To maintain a character's integrity and believability, depth and complexity are only the beginning.  We all have core ego-structures that become somewhat fixed by the time we are 3-5 years old.  This core becomes both a filter and an amplifier, affecting how we take in and process the world around us.  We see what re-enforces our beliefs, and often are blind to that which doesn't fit our preconceptions.

Furthermore, and this is key to a character's believability, our perspective shifts under great stress and also when we are feeling confident and secure.  When a character doesn't shift perspective in accordance with certain stimuli, we feel in our heart, our gut, our head, that something's wrong.  The character is "flat."  Of course shifting to any arbitrary perspective will break the illusion even more abruptly.  There is a natural set of patterns that we can use to "flesh out" characters, and make them seem more realistic.

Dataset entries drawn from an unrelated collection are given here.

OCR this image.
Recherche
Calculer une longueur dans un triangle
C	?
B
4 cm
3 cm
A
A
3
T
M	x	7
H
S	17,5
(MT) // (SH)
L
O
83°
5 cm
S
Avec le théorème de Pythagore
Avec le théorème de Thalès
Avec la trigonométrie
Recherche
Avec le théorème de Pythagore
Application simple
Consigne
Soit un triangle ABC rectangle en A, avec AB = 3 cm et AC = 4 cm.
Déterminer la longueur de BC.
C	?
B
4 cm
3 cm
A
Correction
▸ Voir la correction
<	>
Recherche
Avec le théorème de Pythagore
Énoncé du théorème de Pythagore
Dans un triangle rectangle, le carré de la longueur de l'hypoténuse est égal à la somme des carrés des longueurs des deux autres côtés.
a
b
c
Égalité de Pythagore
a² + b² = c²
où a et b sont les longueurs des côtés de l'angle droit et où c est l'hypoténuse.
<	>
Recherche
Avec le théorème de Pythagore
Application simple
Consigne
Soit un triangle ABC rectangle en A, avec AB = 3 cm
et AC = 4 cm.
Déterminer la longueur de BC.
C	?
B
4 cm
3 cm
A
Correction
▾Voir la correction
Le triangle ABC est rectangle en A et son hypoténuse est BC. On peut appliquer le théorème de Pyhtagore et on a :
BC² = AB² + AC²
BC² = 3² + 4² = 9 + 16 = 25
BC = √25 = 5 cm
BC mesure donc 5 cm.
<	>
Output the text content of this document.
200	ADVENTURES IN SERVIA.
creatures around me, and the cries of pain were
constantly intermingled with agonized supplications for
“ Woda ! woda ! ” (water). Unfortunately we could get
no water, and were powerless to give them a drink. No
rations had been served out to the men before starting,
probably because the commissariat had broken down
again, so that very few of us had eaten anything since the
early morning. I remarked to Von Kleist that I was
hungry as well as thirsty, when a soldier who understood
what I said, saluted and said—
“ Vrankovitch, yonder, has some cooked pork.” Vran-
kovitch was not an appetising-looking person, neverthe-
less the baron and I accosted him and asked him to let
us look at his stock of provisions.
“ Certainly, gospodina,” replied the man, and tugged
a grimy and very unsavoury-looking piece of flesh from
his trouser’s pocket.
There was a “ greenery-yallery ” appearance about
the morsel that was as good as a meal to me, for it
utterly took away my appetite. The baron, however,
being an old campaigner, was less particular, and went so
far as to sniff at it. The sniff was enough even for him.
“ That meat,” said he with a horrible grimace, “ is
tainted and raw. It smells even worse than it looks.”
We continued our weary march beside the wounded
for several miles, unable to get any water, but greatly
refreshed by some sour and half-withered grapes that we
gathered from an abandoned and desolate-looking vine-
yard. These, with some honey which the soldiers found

Let's look at an example of a character's "flow" through their reactive palette.  Someone who is highly driven by a sense of ethical righteousness will inevitably possess a certain level of anger as well.  The conflict between how things "should be" and how they are will be a focus of attention for them.  As they contend with powerlessness in righting the wrongs they perceive, their anger will eventually be pushed down and suppressed.  This suppression of anger naturally results in a more emotional, melancholy, and sometimes even depressed state of mind.

Conversely, were the same person to be in a position of comfort, confidence, and security, their polarized, good-or-bad, black-or-white worldview would open wider, taking in a multitude of options.  A marvelous metaphor for this characterological shift is when Dorothy Gale opens the door of her black-and-white Kansas farmhouse to reveal a vividly colorful world of Oz, first in 1933, and again more famously in the 1939 Technicolor masterpiece.

When a character moves dynamically along the paths we intuitively and instinctively know as real, that character becomes real for us.